Majorana zero modes on a 1D chain for quantum computation

TL;DR

This paper numerically investigates Majorana zero modes in a one-dimensional chain, confirming their exponential decay, robustness to noise, and controllable parity reversal via bias voltage, with implications for quantum computation.

Contribution

It provides detailed numerical analysis of Majorana zero modes in 1D chains, including phase diagrams, decay properties, noise robustness, and ground state parity control, extending prior theoretical predictions.

Findings

Majorana zero modes occur at chain ends and decay exponentially.

Long chains exhibit the predicted parameter domain for zero modes.

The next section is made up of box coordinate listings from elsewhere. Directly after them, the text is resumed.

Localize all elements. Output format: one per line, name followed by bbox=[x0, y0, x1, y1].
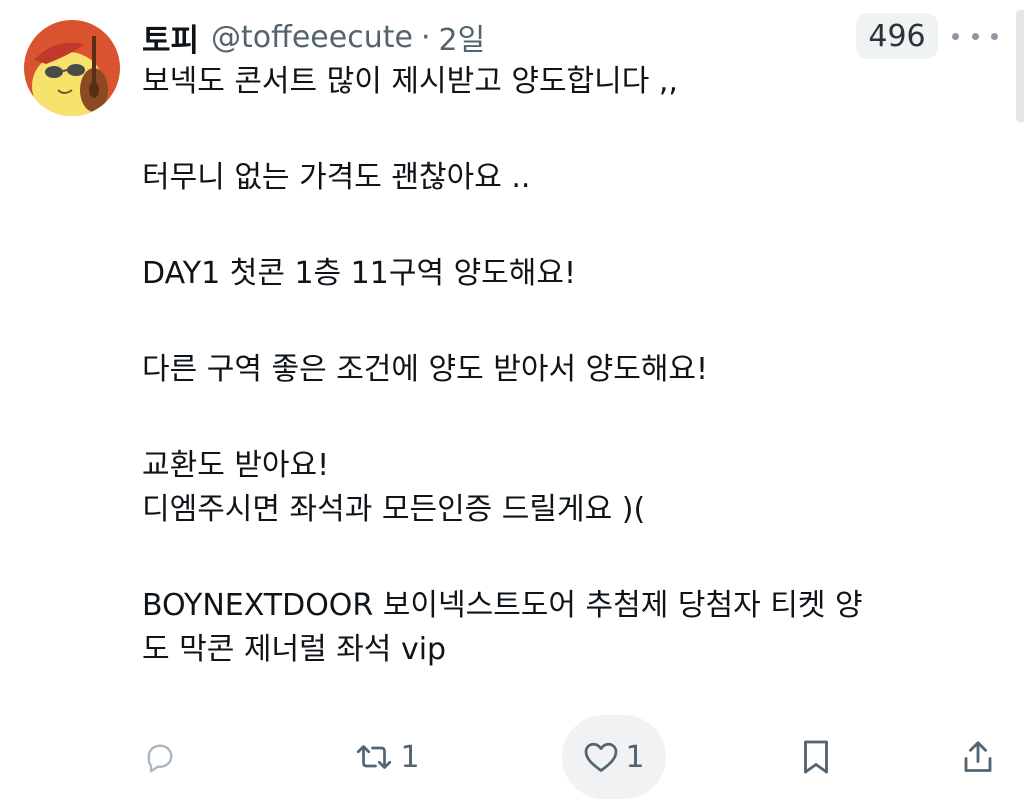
retweet-count: 1 bbox=[400, 739, 420, 775]
more-dot-icon bbox=[952, 32, 959, 40]
tweet-paragraph: 터무니 없는 가격도 괜찮아요 .. bbox=[142, 160, 531, 195]
retweet-button[interactable]: 1 bbox=[352, 712, 422, 802]
tweet-text: 보넥도 콘서트 많이 제시받고 양도합니다 ,, 터무니 없는 가격도 괜찮아요… bbox=[142, 60, 1006, 672]
more-dot-icon bbox=[991, 32, 998, 40]
tweet-paragraph: BOYNEXTDOOR 보이넥스트도어 추첨제 당첨자 티켓 양 도 막콘 제너… bbox=[142, 588, 863, 667]
tweet-header: 토피 @toffeeecute · 2일 bbox=[142, 14, 485, 60]
share-button[interactable] bbox=[956, 712, 1000, 802]
more-dot-icon bbox=[971, 32, 979, 40]
like-count: 1 bbox=[625, 739, 645, 775]
bookmark-button[interactable] bbox=[794, 712, 838, 802]
more-options-button[interactable] bbox=[952, 24, 998, 48]
scroll-indicator bbox=[1016, 10, 1024, 122]
separator-dot: · bbox=[420, 19, 431, 55]
display-name[interactable]: 토피 bbox=[142, 15, 199, 60]
views-badge[interactable]: 496 bbox=[856, 13, 938, 59]
tweet-paragraph: 교환도 받아요! 디엠주시면 좌석과 모든인증 드릴게요 )( bbox=[142, 448, 646, 527]
tweet-actions-bar: 1 1 bbox=[0, 712, 1024, 802]
tweet-paragraph: 보넥도 콘서트 많이 제시받고 양도합니다 ,, bbox=[142, 64, 678, 99]
timestamp[interactable]: 2일 bbox=[438, 15, 485, 59]
tweet-paragraph: DAY1 첫콘 1층 11구역 양도해요! bbox=[142, 256, 577, 291]
avatar-illustration bbox=[24, 20, 120, 116]
reply-button[interactable] bbox=[140, 712, 180, 802]
heart-icon bbox=[585, 742, 618, 772]
bookmark-icon bbox=[804, 740, 828, 774]
user-handle[interactable]: @toffeeecute bbox=[211, 20, 413, 55]
tweet-paragraph: 다른 구역 좋은 조건에 양도 받아서 양도해요! bbox=[142, 352, 709, 387]
avatar[interactable] bbox=[24, 20, 120, 116]
reply-icon bbox=[147, 744, 173, 773]
share-icon bbox=[964, 741, 992, 772]
like-button[interactable]: 1 bbox=[562, 715, 666, 799]
retweet-icon bbox=[357, 745, 392, 769]
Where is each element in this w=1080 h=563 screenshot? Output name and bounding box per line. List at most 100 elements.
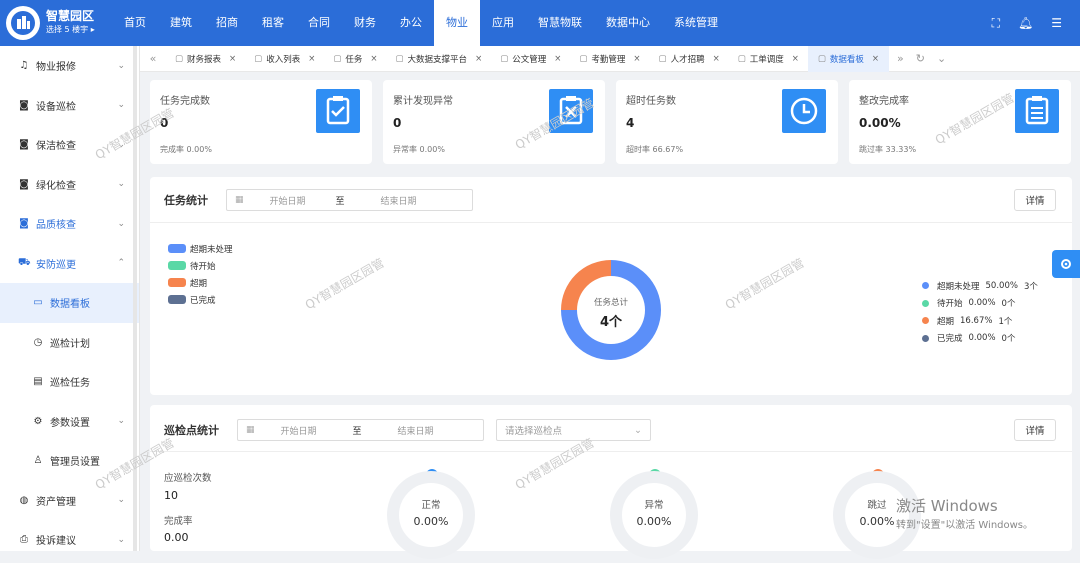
sidebar-item-5[interactable]: ⛟ 安防巡更 ⌃ [0,244,139,284]
tab-label: 公文管理 [512,54,547,65]
clock-icon [782,89,826,133]
chevron-up-icon: ⌃ [117,258,125,269]
briefcase-icon: ▤ [33,376,43,388]
nav-item-9[interactable]: 智慧物联 [526,0,594,46]
tabs-scroll-left-icon[interactable]: « [140,52,166,65]
legend-swatch [168,261,186,270]
tab-4[interactable]: ▢ 公文管理 × [491,46,570,72]
tab-8[interactable]: ▢ 数据看板 × [807,45,890,72]
legend-row[interactable]: 超期 16.67% 1个 [922,312,1038,330]
close-icon[interactable]: × [872,54,879,64]
tab-3[interactable]: ▢ 大数据支撑平台 × [387,46,492,72]
nav-item-1[interactable]: 建筑 [158,0,204,46]
close-icon[interactable]: × [475,54,482,64]
chevron-down-icon: ⌄ [634,424,642,436]
legend-count: 0个 [1001,334,1016,345]
legend-item[interactable]: 待开始 [168,257,233,274]
sidebar-item-6[interactable]: ▭ 数据看板 [0,283,139,323]
tab-7[interactable]: ▢ 工单调度 × [729,46,808,72]
app-logo[interactable]: 智慧园区 选择 5 楼宇 ▸ [0,0,112,46]
nav-item-5[interactable]: 财务 [342,0,388,46]
top-navbar: 智慧园区 选择 5 楼宇 ▸ 首页 建筑 招商 租客 合同 财务 办公 物业 应用 智慧物联 数据中… [0,0,1080,46]
nav-item-3[interactable]: 租客 [250,0,296,46]
nav-item-2[interactable]: 招商 [204,0,250,46]
legend-count: 1个 [998,316,1013,327]
nav-item-8[interactable]: 应用 [480,0,526,46]
nav-item-6[interactable]: 办公 [388,0,434,46]
task-start-date[interactable]: 开始日期 [270,194,306,207]
kpi-label: 任务完成数 [160,96,210,107]
close-icon[interactable]: × [308,54,315,64]
close-icon[interactable]: × [713,54,720,64]
nav-item-10[interactable]: 数据中心 [594,0,662,46]
tab-5[interactable]: ▢ 考勤管理 × [570,46,649,72]
tab-6[interactable]: ▢ 人才招聘 × [650,46,729,72]
legend-percent: 50.00% [985,280,1018,291]
chevron-down-icon[interactable]: ⌄ [937,52,946,65]
bell-icon[interactable]: 🔔︎ [1018,16,1033,31]
patrol-start-date[interactable]: 开始日期 [281,424,317,437]
chart-legend-left: 超期未处理待开始 超期 已完成 [168,240,233,308]
date-separator: 至 [335,196,345,207]
refresh-icon[interactable]: ↻ [916,52,925,65]
legend-row[interactable]: 待开始 0.00% 0个 [922,295,1038,313]
legend-swatch [168,295,186,304]
nav-item-0[interactable]: 首页 [112,0,158,46]
sidebar-item-0[interactable]: ♫ 物业报修 ⌄ [0,46,139,86]
close-icon[interactable]: × [554,54,561,64]
sidebar-item-12[interactable]: ⎙ 投诉建议 ⌄ [0,520,139,560]
sidebar-item-8[interactable]: ▤ 巡检任务 [0,362,139,402]
legend-percent: 0.00% [968,333,996,344]
tab-0[interactable]: ▢ 财务报表 × [166,46,245,72]
sidebar-item-3[interactable]: ◙ 绿化检查 ⌄ [0,165,139,205]
legend-dot [922,282,929,290]
settings-sliders-icon[interactable]: ☰ [1051,16,1062,31]
settings-fab[interactable] [1052,250,1080,278]
patrol-stats-title: 巡检点统计 [164,424,219,437]
sidebar-item-2[interactable]: ◙ 保洁检查 ⌄ [0,125,139,165]
legend-item[interactable]: 已完成 [168,291,233,308]
patrol-date-range[interactable]: ▦ 开始日期 至 结束日期 [237,419,484,441]
nav-item-7[interactable]: 物业 [434,0,480,46]
clipboard-list-icon [1015,89,1059,133]
building-selector[interactable]: 选择 5 楼宇 ▸ [46,23,95,37]
globe-icon: ◍ [19,494,29,506]
sidebar-item-11[interactable]: ◍ 资产管理 ⌄ [0,481,139,521]
tab-1[interactable]: ▢ 收入列表 × [245,46,324,72]
legend-item[interactable]: 超期未处理 [168,240,233,257]
sidebar-item-4[interactable]: ◙ 品质核查 ⌄ [0,204,139,244]
close-icon[interactable]: × [370,54,377,64]
fullscreen-icon[interactable]: ⛶ [992,16,1000,31]
activation-title: 激活 Windows [896,497,998,515]
legend-item[interactable]: 超期 [168,274,233,291]
sidebar-scrollbar[interactable] [133,46,137,551]
task-date-range[interactable]: ▦ 开始日期 至 结束日期 [226,189,473,211]
close-icon[interactable]: × [792,54,799,64]
legend-swatch [168,244,186,253]
sidebar-item-10[interactable]: ♙ 管理员设置 [0,441,139,481]
task-end-date[interactable]: 结束日期 [381,194,417,207]
patrol-detail-button[interactable]: 详情 [1014,419,1056,441]
sidebar-item-9[interactable]: ⚙ 参数设置 ⌄ [0,402,139,442]
clipboard-check-icon [316,89,360,133]
legend-label: 超期未处理 [190,244,233,255]
sidebar-item-label: 绿化检查 [36,180,76,192]
nav-item-11[interactable]: 系统管理 [662,0,730,46]
chevron-down-icon: ⌄ [117,416,125,427]
patrol-point-select[interactable]: 请选择巡检点 ⌄ [496,419,651,441]
patrol-end-date[interactable]: 结束日期 [398,424,434,437]
tab-2[interactable]: ▢ 任务 × [324,46,386,72]
legend-row[interactable]: 超期未处理 50.00% 3个 [922,277,1038,295]
kpi-label: 整改完成率 [859,96,909,107]
legend-count: 3个 [1023,281,1038,292]
task-detail-button[interactable]: 详情 [1014,189,1056,211]
tab-icon: ▢ [254,53,263,64]
sidebar-item-7[interactable]: ◷ 巡检计划 [0,323,139,363]
tabs-scroll-right-icon[interactable]: » [897,52,904,65]
close-icon[interactable]: × [633,54,640,64]
legend-row[interactable]: 已完成 0.00% 0个 [922,330,1038,348]
close-icon[interactable]: × [229,54,236,64]
sidebar-item-1[interactable]: ◙ 设备巡检 ⌄ [0,86,139,126]
chevron-down-icon: ⌄ [117,100,125,111]
nav-item-4[interactable]: 合同 [296,0,342,46]
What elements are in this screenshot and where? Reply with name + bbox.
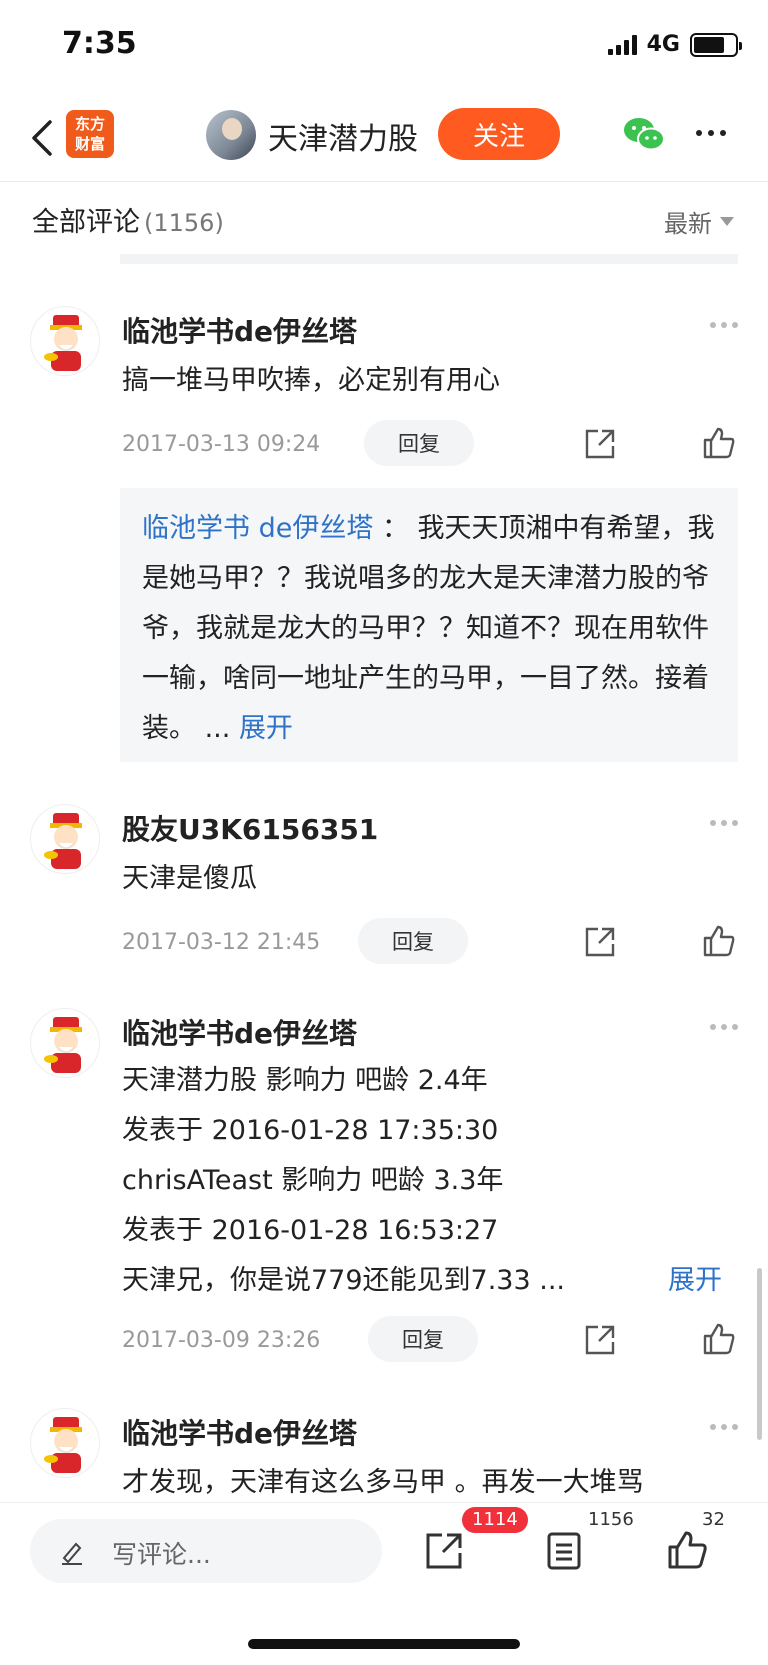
comment-more-icon[interactable] [710,1024,738,1030]
eastmoney-logo[interactable]: 东方 财富 [66,110,114,158]
comments-title: 全部评论 (1156) [32,200,224,239]
like-count: 32 [702,1509,725,1530]
more-options-icon[interactable] [696,130,726,136]
comment-line: 天津兄，你是说779还能见到7.33 ... [122,1265,565,1296]
quoted-author[interactable]: 临池学书 de伊丝塔 [142,513,373,544]
caishen-avatar-icon [44,315,82,371]
expand-link[interactable]: 展开 [668,1256,722,1306]
author-name[interactable]: 天津潜力股 [268,114,418,158]
caret-down-icon [720,217,734,226]
comment-more-icon[interactable] [710,820,738,826]
logo-line-2: 财富 [74,135,105,153]
network-type: 4G [646,32,680,57]
expand-link[interactable]: 展开 [239,713,293,744]
comment-time: 2017-03-12 21:45 [122,930,321,955]
comment-line: 天津潜力股 影响力 吧龄 2.4年 [122,1065,488,1096]
user-avatar[interactable] [30,1008,100,1078]
logo-line-1: 东方 [74,115,105,133]
comment-more-icon[interactable] [710,1424,738,1430]
back-arrow-icon[interactable] [26,118,60,158]
share-icon[interactable] [584,926,616,958]
reply-button[interactable]: 回复 [368,1316,478,1362]
caishen-avatar-icon [44,813,82,869]
user-avatar[interactable] [30,1408,100,1478]
user-avatar[interactable] [30,306,100,376]
follow-button[interactable]: 关注 [438,108,560,160]
battery-fill [694,36,724,53]
comment-author[interactable]: 股友U3K6156351 [122,808,378,848]
signal-icon [607,34,637,55]
caishen-avatar-icon [44,1417,82,1473]
comment-line: chrisATeast 影响力 吧龄 3.3年 [122,1165,504,1196]
status-indicators: 4G [607,32,742,57]
comment-count: 1156 [588,1509,634,1530]
wechat-share-icon[interactable] [622,114,666,154]
bottom-bar: 写评论... 1114 1156 32 [0,1502,768,1665]
compose-placeholder[interactable]: 写评论... [112,1535,211,1571]
quote-separator: ： [381,513,409,544]
comments-count: (1156) [144,209,224,237]
share-count-badge: 1114 [462,1507,528,1533]
sort-label: 最新 [664,210,712,238]
comment-time: 2017-03-13 09:24 [122,432,321,457]
nav-bar: 东方 财富 天津潜力股 关注 [0,96,768,182]
home-indicator [248,1639,520,1649]
comment-line: 发表于 2016-01-28 17:35:30 [122,1115,499,1146]
comments-title-text: 全部评论 [32,207,140,238]
share-icon[interactable] [584,428,616,460]
user-avatar[interactable] [30,804,100,874]
thumbs-up-icon[interactable] [666,1529,708,1571]
comment-text: 天津是傻瓜 [122,863,257,894]
status-time: 7:35 [62,26,137,61]
comment-text-block: 天津潜力股 影响力 吧龄 2.4年 发表于 2016-01-28 17:35:3… [122,1056,722,1306]
status-bar: 7:35 4G [0,0,768,96]
comment-time: 2017-03-09 23:26 [122,1328,321,1353]
sort-dropdown[interactable]: 最新 [664,204,734,239]
thumbs-up-icon[interactable] [702,924,736,958]
battery-icon [690,32,742,57]
divider [120,254,738,264]
comments-header: 全部评论 (1156) 最新 [0,182,768,258]
share-icon[interactable] [424,1531,464,1571]
quoted-reply[interactable]: 临池学书 de伊丝塔 ： 我天天顶湘中有希望，我是她马甲？？我说唱多的龙大是天津… [120,488,738,762]
share-icon[interactable] [584,1324,616,1356]
comment-author[interactable]: 临池学书de伊丝塔 [122,1412,357,1452]
thumbs-up-icon[interactable] [702,426,736,460]
thumbs-up-icon[interactable] [702,1322,736,1356]
comment-line: 发表于 2016-01-28 16:53:27 [122,1215,499,1246]
comment-author[interactable]: 临池学书de伊丝塔 [122,1012,357,1052]
comment-more-icon[interactable] [710,322,738,328]
comment-line-last: 天津兄，你是说779还能见到7.33 ... 展开 [122,1256,722,1306]
scrollbar[interactable] [757,1268,762,1440]
author-avatar[interactable] [206,110,256,160]
pencil-icon [62,1542,82,1565]
reply-button[interactable]: 回复 [364,420,474,466]
comment-author[interactable]: 临池学书de伊丝塔 [122,310,357,350]
comment-list-icon[interactable] [546,1531,582,1571]
comment-text: 才发现，天津有这么多马甲 。再发一大堆骂 [122,1467,644,1498]
comment-text: 搞一堆马甲吹捧，必定别有用心 [122,365,500,396]
reply-button[interactable]: 回复 [358,918,468,964]
caishen-avatar-icon [44,1017,82,1073]
quoted-text: 我天天顶湘中有希望，我是她马甲？？我说唱多的龙大是天津潜力股的爷爷，我就是龙大的… [142,513,715,744]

Zero modes are robust against noise disturbances.

Abstract

Numerical calculations for Majorana zero modes on a one-dimensional chain are performed using the technique of block diagonalization for general parameter settings. It is found that Majorana zero modes occur near the ends of the chain and decay exponentially away from the ends. The phase diagrams show that Majorana zero modes of a long-enough chain indeed have a parameter domain of $2t>|\mu|$ as predicted from the bulk property of the chain, but a short chain has a much smaller parameter domain than the prediction. Through a numerical simulation Majorana zero modes are found to be robust under the disturbance of noise. Finally the reversion of the parity of the ground states is studied by applying a bias voltage on the quantum dot at an end of the chain. It is found that for a weak coupling between a chain and a quantum dot the parity of the ground states can be reversed through adiabatically tuning the bias voltage.